Most mental health case management positions require at least a bachelor’s degree in a human services field. Qualifying degrees span a wide range: social work, psychology, sociology, criminal justice, counseling, human development, gerontology, special education, and family studies all typically count. Some positions, particularly supervisory roles, require a master’s degree plus several years of direct case management experience.

Requirements vary by state and employer. State Medicaid agencies often set their own minimum qualifications for case managers who bill publicly funded services. Some states require specific pre-service training programs before a new case manager can carry a full caseload. The field doesn’t have a single universal certification the way nursing or social work licensure functions, though several voluntary credentials exist for professionals who want to demonstrate advanced competency.

What Gets Documented and Why

Case managers spend a significant portion of their time on documentation. Every client’s file must contain a written needs assessment, an individualized service plan, and ongoing records of all contacts and activities. This isn’t just bureaucratic overhead. For services billed through Medicaid, reimbursement depends on detailed documentation that each activity was identified in the service plan, involved direct communication with the client or someone involved in their care, and didn’t duplicate a service already covered by another program.

Activities that qualify for reimbursement include assessing needs, developing the service plan, making referrals, helping clients establish benefits eligibility, coordinating service delivery, instructing clients on how to independently access services, and monitoring progress. Activities that are “an integral and inseparable component of another covered Medicaid service,” like the therapy session itself, are not billable as case management. This is why your case manager coordinates your care but doesn’t deliver the clinical treatment directly.

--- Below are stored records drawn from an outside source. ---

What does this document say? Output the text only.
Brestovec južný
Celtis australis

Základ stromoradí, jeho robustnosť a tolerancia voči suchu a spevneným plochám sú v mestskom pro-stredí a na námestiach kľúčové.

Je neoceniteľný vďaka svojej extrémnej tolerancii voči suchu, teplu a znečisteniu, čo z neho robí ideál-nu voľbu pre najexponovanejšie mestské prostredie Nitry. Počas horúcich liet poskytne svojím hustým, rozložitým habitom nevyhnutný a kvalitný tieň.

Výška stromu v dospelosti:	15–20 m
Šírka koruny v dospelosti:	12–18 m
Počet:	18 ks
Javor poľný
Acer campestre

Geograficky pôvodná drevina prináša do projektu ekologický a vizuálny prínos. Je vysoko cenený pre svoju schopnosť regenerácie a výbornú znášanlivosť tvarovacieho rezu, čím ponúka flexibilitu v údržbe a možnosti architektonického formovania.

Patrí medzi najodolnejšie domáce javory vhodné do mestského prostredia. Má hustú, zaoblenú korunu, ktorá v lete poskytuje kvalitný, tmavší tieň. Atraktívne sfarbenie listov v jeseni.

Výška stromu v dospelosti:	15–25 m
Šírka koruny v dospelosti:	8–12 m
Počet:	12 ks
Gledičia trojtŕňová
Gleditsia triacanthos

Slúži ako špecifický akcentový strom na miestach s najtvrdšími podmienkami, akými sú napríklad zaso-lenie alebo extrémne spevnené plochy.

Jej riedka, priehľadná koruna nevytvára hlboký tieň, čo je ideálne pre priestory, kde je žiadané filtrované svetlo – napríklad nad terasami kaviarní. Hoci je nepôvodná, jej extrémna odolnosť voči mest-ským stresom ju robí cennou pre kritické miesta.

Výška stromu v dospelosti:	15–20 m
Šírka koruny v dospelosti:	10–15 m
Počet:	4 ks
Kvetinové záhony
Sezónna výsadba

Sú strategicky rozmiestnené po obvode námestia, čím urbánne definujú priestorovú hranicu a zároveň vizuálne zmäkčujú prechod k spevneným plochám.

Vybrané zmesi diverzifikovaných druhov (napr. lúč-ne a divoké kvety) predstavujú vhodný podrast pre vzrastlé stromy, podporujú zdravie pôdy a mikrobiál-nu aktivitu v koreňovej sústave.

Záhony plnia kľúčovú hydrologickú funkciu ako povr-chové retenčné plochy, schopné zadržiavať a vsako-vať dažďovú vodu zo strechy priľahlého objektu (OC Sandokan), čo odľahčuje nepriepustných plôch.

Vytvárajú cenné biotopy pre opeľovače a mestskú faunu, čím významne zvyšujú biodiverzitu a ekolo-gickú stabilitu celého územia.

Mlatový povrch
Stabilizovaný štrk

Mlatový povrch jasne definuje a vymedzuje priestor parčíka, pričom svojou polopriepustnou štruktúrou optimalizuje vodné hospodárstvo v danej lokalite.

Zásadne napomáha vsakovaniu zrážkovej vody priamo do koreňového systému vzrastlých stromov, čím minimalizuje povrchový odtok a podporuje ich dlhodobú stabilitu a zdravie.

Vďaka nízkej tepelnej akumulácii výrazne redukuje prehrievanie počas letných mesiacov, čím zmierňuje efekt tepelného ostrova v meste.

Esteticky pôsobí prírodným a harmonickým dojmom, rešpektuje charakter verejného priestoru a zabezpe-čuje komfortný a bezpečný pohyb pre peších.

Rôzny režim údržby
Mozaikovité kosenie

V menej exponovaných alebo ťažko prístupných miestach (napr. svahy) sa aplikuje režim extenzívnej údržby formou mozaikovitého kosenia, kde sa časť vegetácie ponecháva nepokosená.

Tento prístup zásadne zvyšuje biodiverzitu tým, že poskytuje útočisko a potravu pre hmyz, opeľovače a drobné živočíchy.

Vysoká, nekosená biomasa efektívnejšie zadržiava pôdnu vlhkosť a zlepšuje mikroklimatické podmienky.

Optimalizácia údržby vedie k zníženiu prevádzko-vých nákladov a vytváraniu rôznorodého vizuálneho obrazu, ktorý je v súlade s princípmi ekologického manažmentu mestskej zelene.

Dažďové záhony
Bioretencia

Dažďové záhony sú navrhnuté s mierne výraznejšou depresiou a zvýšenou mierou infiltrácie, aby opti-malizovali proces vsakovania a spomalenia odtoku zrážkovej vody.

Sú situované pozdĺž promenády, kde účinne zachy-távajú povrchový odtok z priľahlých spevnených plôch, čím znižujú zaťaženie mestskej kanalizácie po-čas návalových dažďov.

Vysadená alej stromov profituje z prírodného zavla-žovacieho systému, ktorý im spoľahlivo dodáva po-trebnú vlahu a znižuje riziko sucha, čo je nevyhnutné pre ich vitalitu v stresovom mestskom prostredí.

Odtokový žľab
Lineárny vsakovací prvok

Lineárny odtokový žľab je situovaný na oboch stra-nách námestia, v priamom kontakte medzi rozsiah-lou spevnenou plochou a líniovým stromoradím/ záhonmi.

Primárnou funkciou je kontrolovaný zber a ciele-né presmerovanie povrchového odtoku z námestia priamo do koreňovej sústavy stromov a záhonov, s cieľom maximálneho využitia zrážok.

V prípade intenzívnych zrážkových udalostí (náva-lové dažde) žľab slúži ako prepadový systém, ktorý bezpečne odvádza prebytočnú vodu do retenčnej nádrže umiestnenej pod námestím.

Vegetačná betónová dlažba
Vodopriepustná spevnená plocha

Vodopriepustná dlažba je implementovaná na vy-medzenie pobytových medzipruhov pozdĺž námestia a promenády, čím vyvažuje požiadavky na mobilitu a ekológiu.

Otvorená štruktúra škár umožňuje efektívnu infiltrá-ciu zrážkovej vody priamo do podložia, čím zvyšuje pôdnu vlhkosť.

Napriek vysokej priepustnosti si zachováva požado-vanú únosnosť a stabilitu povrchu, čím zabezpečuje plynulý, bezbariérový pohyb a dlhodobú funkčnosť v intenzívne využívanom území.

What This Looks Like for Clients

If you’re assigned a mental health case manager, expect an initial assessment that covers your living situation, health, medications, daily functioning, social connections, and goals. You’ll work together on a written plan that outlines what services you need and how you’ll access them. From there, your case manager becomes your point person for navigating systems: scheduling, referrals, benefits, housing, and communication between your providers.

Contact frequency depends on your level of need. At the most intensive level, you might see your case manager several times a week, including at your home. At a supportive level, monthly check-ins by phone or in person are more typical. Your case manager should also be helping you build the skills to eventually handle more of this coordination on your own, preparing for transitions rather than creating permanent dependence on the service.